Confira mais sobre o que foi dito durante a palestra nos registros da cobertura ao vivo.

* Errata: a primeira blogueira do Brasil chama-se Viviane Menezes e, não, Vanessa como antes escrito (atualizado às 18h46).

Maratona de ideias e provocações no TEDxPortoAlegre

14 de novembro de 2010 0

A primeira edição do TEDxPortoAlegre, que trouxe o tema "Paixão que inspira", conseguiu reunir hoje, no Theatro São Pedro, profissionais das mais diversas áreas com um único objetivo: provocar novas ideias.
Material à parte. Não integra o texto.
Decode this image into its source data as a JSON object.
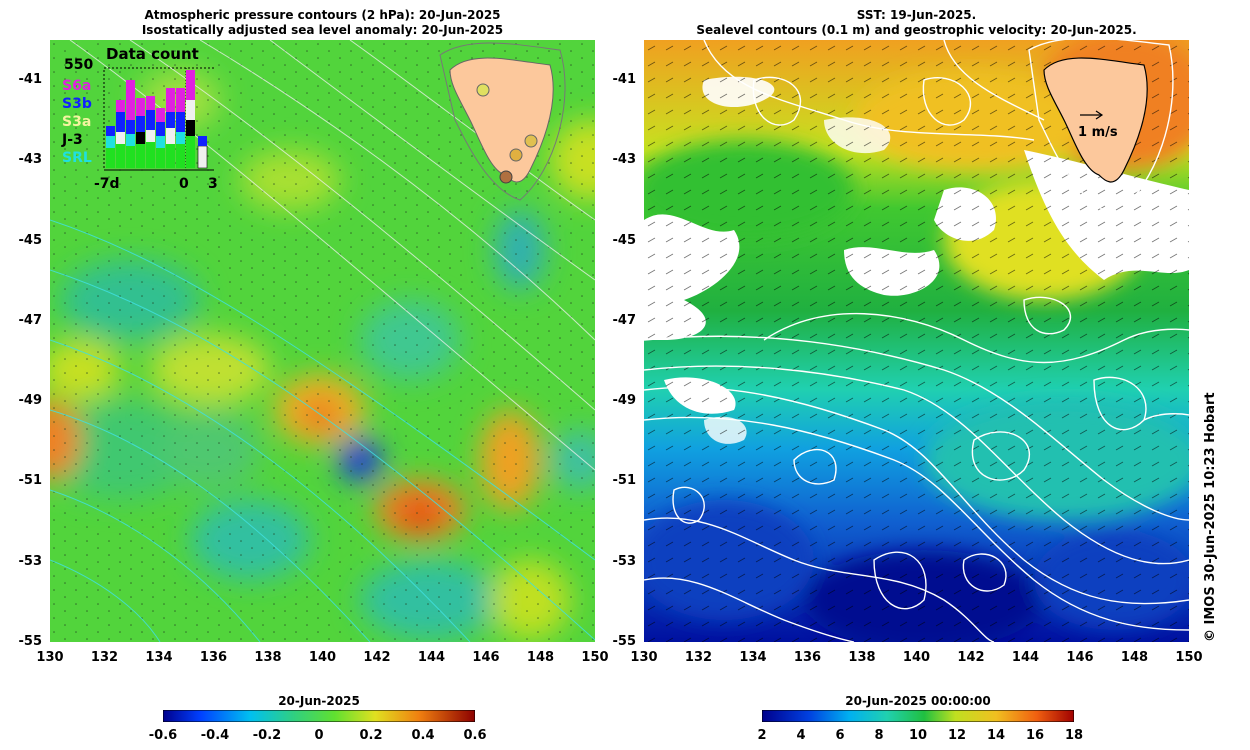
{
  "left_panel": {
    "title_line1": "Atmospheric pressure contours (2 hPa): 20-Jun-2025",
    "title_line2": "Isostatically adjusted sea level anomaly: 20-Jun-2025",
    "y_ticks": [
      "-41",
      "-43",
      "-45",
      "-47",
      "-49",
      "-51",
      "-53",
      "-55"
    ],
    "x_ticks": [
      "130",
      "132",
      "134",
      "136",
      "138",
      "140",
      "142",
      "144",
      "146",
      "148",
      "150"
    ],
    "inset": {
      "title": "Data count",
      "max_label": "550",
      "missions": [
        {
          "name": "S6a",
          "color": "#e020e0"
        },
        {
          "name": "S3b",
          "color": "#1020ff"
        },
        {
          "name": "S3a",
          "color": "#f0f0f0"
        },
        {
          "name": "J-3",
          "color": "#000000"
        },
        {
          "name": "SRL",
          "color": "#20e0e0"
        }
      ],
      "x_labels": [
        "-7d",
        "0",
        "3"
      ]
    },
    "colorbar": {
      "title": "20-Jun-2025",
      "ticks": [
        "-0.6",
        "-0.4",
        "-0.2",
        "0",
        "0.2",
        "0.4",
        "0.6"
      ]
    }
  },
  "right_panel": {
    "title_line1": "SST: 19-Jun-2025.",
    "title_line2": "Sealevel contours (0.1 m) and geostrophic velocity: 20-Jun-2025.",
    "y_ticks": [
      "-41",
      "-43",
      "-45",
      "-47",
      "-49",
      "-51",
      "-53",
      "-55"
    ],
    "x_ticks": [
      "130",
      "132",
      "134",
      "136",
      "138",
      "140",
      "142",
      "144",
      "146",
      "148",
      "150"
    ],
    "velocity_label": "1 m/s",
    "colorbar": {
      "title": "20-Jun-2025 00:00:00",
      "ticks": [
        "2",
        "4",
        "6",
        "8",
        "10",
        "12",
        "14",
        "16",
        "18"
      ]
    }
  },
  "copyright": "© IMOS 30-Jun-2025 10:23 Hobart",
  "colors": {
    "land": "#fcc89c",
    "anomaly_low": "#00008c",
    "anomaly_mid": "#40d040",
    "anomaly_high": "#8c0000",
    "contour_left": "#40e0e0",
    "contour_right": "#ffffff"
  }
}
Foram 10 horas de evento, 21 palestrantes, 30 voluntários, 15 organizadores e uma plateia de aproximadamente 500 pessoas.
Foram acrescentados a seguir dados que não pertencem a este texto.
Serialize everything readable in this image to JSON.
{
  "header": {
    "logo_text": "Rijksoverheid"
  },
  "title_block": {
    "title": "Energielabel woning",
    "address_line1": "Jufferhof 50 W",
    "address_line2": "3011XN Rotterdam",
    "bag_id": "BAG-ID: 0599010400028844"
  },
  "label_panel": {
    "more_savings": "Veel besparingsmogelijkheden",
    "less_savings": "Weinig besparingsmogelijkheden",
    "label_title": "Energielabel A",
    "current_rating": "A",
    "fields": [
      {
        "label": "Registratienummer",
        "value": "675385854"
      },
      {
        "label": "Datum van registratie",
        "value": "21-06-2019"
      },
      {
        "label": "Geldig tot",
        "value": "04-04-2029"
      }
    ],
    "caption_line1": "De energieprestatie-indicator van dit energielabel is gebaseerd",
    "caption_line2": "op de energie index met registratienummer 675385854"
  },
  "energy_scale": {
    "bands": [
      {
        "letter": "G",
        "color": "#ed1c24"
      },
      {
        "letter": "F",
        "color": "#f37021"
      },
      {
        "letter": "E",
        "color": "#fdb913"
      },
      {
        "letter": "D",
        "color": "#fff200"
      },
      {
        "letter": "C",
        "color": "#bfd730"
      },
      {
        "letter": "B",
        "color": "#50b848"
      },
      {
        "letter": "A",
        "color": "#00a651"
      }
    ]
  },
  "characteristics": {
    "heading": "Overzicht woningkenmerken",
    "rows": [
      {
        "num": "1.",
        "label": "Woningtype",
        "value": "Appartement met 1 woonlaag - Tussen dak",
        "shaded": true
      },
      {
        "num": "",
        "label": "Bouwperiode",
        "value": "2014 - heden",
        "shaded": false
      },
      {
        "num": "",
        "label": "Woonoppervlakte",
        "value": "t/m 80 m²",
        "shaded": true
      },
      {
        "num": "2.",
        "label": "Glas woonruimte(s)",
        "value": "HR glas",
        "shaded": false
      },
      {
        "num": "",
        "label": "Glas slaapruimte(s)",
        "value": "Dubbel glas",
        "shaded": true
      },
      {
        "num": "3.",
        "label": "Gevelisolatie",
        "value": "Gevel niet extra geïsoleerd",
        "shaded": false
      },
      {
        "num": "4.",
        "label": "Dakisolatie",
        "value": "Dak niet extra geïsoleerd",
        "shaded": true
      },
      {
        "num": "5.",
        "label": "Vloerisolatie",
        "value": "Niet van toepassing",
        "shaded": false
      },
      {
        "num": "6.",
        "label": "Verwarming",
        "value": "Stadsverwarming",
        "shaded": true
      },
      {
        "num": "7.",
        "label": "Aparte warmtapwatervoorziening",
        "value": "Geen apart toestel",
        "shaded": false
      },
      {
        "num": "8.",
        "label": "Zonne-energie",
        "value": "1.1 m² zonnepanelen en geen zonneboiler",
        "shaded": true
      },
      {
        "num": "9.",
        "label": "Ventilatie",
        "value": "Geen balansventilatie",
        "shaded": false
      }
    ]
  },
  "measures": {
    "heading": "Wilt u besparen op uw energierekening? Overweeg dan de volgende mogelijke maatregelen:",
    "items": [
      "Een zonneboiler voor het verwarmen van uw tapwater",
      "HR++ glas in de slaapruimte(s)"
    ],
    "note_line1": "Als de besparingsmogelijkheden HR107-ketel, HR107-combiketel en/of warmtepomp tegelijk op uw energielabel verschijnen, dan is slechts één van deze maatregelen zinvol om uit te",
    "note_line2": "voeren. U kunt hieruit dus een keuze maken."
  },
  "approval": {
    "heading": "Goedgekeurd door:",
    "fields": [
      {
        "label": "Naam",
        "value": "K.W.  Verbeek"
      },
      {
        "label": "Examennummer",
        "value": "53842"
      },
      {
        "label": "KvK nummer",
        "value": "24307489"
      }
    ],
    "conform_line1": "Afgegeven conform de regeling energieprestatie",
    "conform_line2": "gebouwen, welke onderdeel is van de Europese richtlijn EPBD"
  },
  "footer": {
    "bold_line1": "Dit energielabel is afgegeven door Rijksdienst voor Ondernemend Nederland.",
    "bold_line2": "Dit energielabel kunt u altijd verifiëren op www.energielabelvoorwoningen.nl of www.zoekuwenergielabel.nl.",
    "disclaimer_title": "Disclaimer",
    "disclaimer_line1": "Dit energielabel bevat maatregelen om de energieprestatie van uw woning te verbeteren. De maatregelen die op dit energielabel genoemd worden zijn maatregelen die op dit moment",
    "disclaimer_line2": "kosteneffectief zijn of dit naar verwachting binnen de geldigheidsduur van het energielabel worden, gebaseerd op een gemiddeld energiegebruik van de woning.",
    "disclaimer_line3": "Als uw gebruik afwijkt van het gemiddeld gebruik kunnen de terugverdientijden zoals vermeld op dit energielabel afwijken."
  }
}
A jornada começou às 9h, com a abertura de Eva Sopher, presidente da Fundação Theatro São Pedro. Na sequência, Tiago Mattos, director of whatever da escola de atividades criativas Perestroika, fez uma fala repleta de críticas ao sistema de ensino tradicional e pregou o lema "Vai lá e faz!". Pela manhã, a mestre de cerimônias Renata Simões chamou ainda ao palco o empresário Oskar Coester (sobre mobilidade urbana e a criação do aeromóvel de Porto Alegre), o cientista social indiano Dhaval Chadha (uma fala provocativa sobre crescimento tecnológico e inclusão digital), o médico Gilberto Schwartsmann (uma emocionante palestra sobre a importância da prevenção de doenças), o engenheiro Gustavo Borba (sobre a importância de romper modelos mentais estabelecidos), a designer Fabiana Maioli ( que propôs uma reflexão sobre paixões pessoais) e o arquiteto Otávio Urquiza (sobre arquitetura sustentável e o projeto das Ecovilas da Capital).
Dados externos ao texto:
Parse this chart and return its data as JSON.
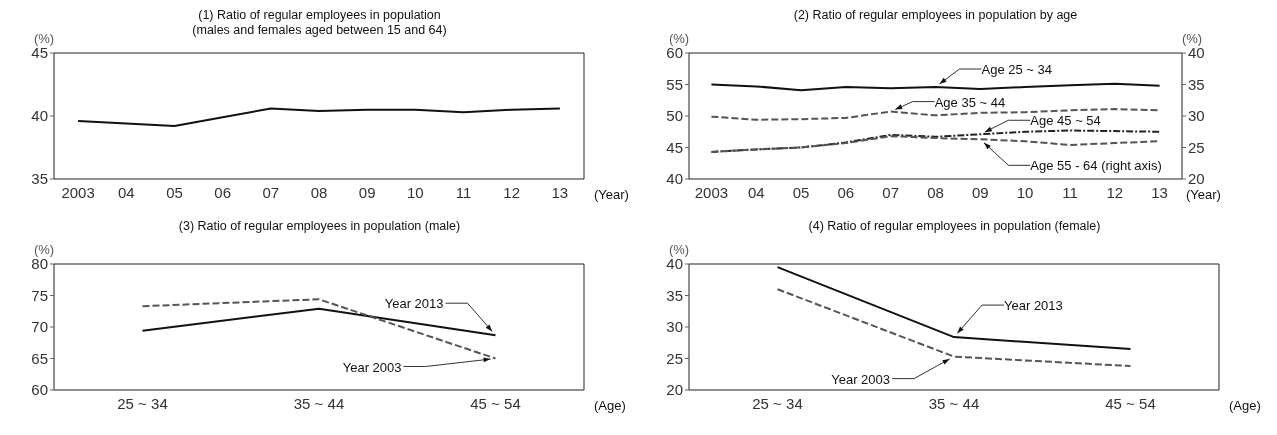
{
  "chart_data": [
    {
      "type": "line",
      "title": "(1) Ratio of regular employees in population",
      "subtitle": "(males and females aged between 15 and 64)",
      "ylabel": "(%)",
      "xlabel": "(Year)",
      "marker": "none",
      "categories": [
        "2003",
        "04",
        "05",
        "06",
        "07",
        "08",
        "09",
        "10",
        "11",
        "12",
        "13"
      ],
      "ylim": [
        35,
        45
      ],
      "yticks": [
        35,
        40,
        45
      ],
      "series": [
        {
          "color": "#111111",
          "line_style": "solid",
          "values": [
            39.6,
            39.4,
            39.2,
            39.9,
            40.6,
            40.4,
            40.5,
            40.5,
            40.3,
            40.5,
            40.6
          ]
        }
      ]
    },
    {
      "type": "line",
      "title": "(2) Ratio of regular employees in population by age",
      "ylabel": "(%)",
      "y2label": "(%)",
      "xlabel": "(Year)",
      "marker": "none",
      "categories": [
        "2003",
        "04",
        "05",
        "06",
        "07",
        "08",
        "09",
        "10",
        "11",
        "12",
        "13"
      ],
      "ylim": [
        40,
        60
      ],
      "yticks": [
        40,
        45,
        50,
        55,
        60
      ],
      "y2lim": [
        20,
        40
      ],
      "y2ticks": [
        20,
        25,
        30,
        35,
        40
      ],
      "series": [
        {
          "name": "Age 25 ~ 34",
          "color": "#111111",
          "line_style": "solid",
          "values": [
            55.0,
            54.7,
            54.1,
            54.6,
            54.4,
            54.6,
            54.3,
            54.6,
            54.9,
            55.1,
            54.8
          ]
        },
        {
          "name": "Age 35 ~ 44",
          "color": "#555555",
          "line_style": "dashed",
          "values": [
            49.9,
            49.4,
            49.5,
            49.7,
            50.7,
            50.1,
            50.5,
            50.6,
            50.9,
            51.1,
            50.9
          ]
        },
        {
          "name": "Age 45 ~ 54",
          "color": "#222222",
          "line_style": "dashdot",
          "values": [
            44.3,
            44.7,
            45.0,
            45.8,
            47.0,
            46.7,
            47.1,
            47.5,
            47.7,
            47.6,
            47.5
          ]
        },
        {
          "name": "Age 55 - 64 (right axis)",
          "color": "#555555",
          "line_style": "dashed",
          "axis": "y2",
          "values": [
            24.3,
            24.7,
            25.0,
            25.7,
            26.8,
            26.5,
            26.3,
            26.0,
            25.4,
            25.7,
            26.0
          ]
        }
      ]
    },
    {
      "type": "line",
      "title": "(3) Ratio of regular employees in population (male)",
      "ylabel": "(%)",
      "xlabel": "(Age)",
      "marker": "none",
      "categories": [
        "25 ~ 34",
        "35 ~ 44",
        "45 ~ 54"
      ],
      "ylim": [
        60,
        80
      ],
      "yticks": [
        60,
        65,
        70,
        75,
        80
      ],
      "series": [
        {
          "name": "Year 2013",
          "color": "#111111",
          "line_style": "solid",
          "values": [
            69.4,
            72.9,
            68.7
          ]
        },
        {
          "name": "Year 2003",
          "color": "#555555",
          "line_style": "dashed",
          "values": [
            73.3,
            74.4,
            65.0
          ]
        }
      ]
    },
    {
      "type": "line",
      "title": "(4) Ratio of regular employees in population (female)",
      "ylabel": "(%)",
      "xlabel": "(Age)",
      "marker": "none",
      "categories": [
        "25 ~ 34",
        "35 ~ 44",
        "45 ~ 54"
      ],
      "ylim": [
        20,
        40
      ],
      "yticks": [
        20,
        25,
        30,
        35,
        40
      ],
      "series": [
        {
          "name": "Year 2013",
          "color": "#111111",
          "line_style": "solid",
          "values": [
            39.5,
            28.4,
            26.5
          ]
        },
        {
          "name": "Year 2003",
          "color": "#555555",
          "line_style": "dashed",
          "values": [
            36.0,
            25.3,
            23.8
          ]
        }
      ]
    }
  ]
}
Reveja a cobertura ao vivo feita pelo Admirável Mundo Virtual

O segundo bloco contou com as falas do engenheiro, músico e capoeirista Txai Brasil (uma reflexão sobre sua carreira multitarefas, com direito à canja musical), da jornalista e advogada Carmela Grüne (um apelo à desmitificação do Direito), da psicóloga Léa Fagundes (uma palestra envolvente sobre o uso da tecnologia na educação), do Papai Noel Elio Lazzarotto (carismático, contou histórias vivenciadas na carreira bastante peculiar), do analista de investimento Wagner Salaverry (dicas bem-humoradas de como administrar as finanças pessoais), do empresário Gil Giardelli (uma reflexão otimista sobre o uso da internet na melhoria do mundo), da jornalista Rosina Duarte (a transformação social através do jornal Boca de Rua), da bióloga Adriana Brondani (a necessidade de revolucionar o ensino de ciências e a experiência do site Qual é a dúvida?), do artista Walmor Corrêa (apresentação do processo de pesquisa para criar obras inusitadas com base em seres mitológicos brasileiros), da ativista Graziela Tanaka (sobre mobilizações bem-sucedidas organizadas através da Avaaz.org), da jornalista Rosana Hermann (uma palestra cheia de humor sobre curiosidades relacionadas a números e palavras), do gerente de educação da Intel no Brasil, Rubem Saldanha (a importância de estimular a pesquisa entre os estudantes), e do empresário Julio Vasconcellos (dicas e reflexões sobre empreendedorismo).

A troca de ideias aconteceu também entre palestrantes. Alguns chegaram a inserir em suas apresentações falas de outros profissionais que haviam exposto suas ideias anteriormente. Deste TEDx também veio a promessa de alguns de seguir em contato e também manter a chama da discussão acesa - seja pessoalmente ou via redes sociais, como o Twitter.

Ao longo do dia, foram mais de 2,6 mil tweets com a hashtag #TEDxPortoAlegre - o que levou o termo aos Trending Topics do Brasil no Twitter. O sucesso talvez pudesse ter sido maior, já que na parte da manhã a rede wireless que ditribuía sinal de Internet pelo teatro estava bastante instável. A assessoria de imprensa do evento pediu desculpas pelo ocorrido, e logo ao meio-dia o problema foi solucionado por técnicos da Procempa (quem fornece o serviço de Internet no local).

Para fechar a programação, os participantes do TEDxPortoAlegre estão convidados a participar da festa de encerramento que acontece logo mais, no Porão do Beco (Av. Independência, 936). A apresentação da credencial garante o ingresso com desconto, pelo valor de R$ 10.


*Em aproximadamente um mês, as palestras do TEDxPortoAlegre serão disponibilizadas na Internet com tradução para outros idiomas. A sistemática segue o padrão dos eventos TEDx que acontecem pelo mundo.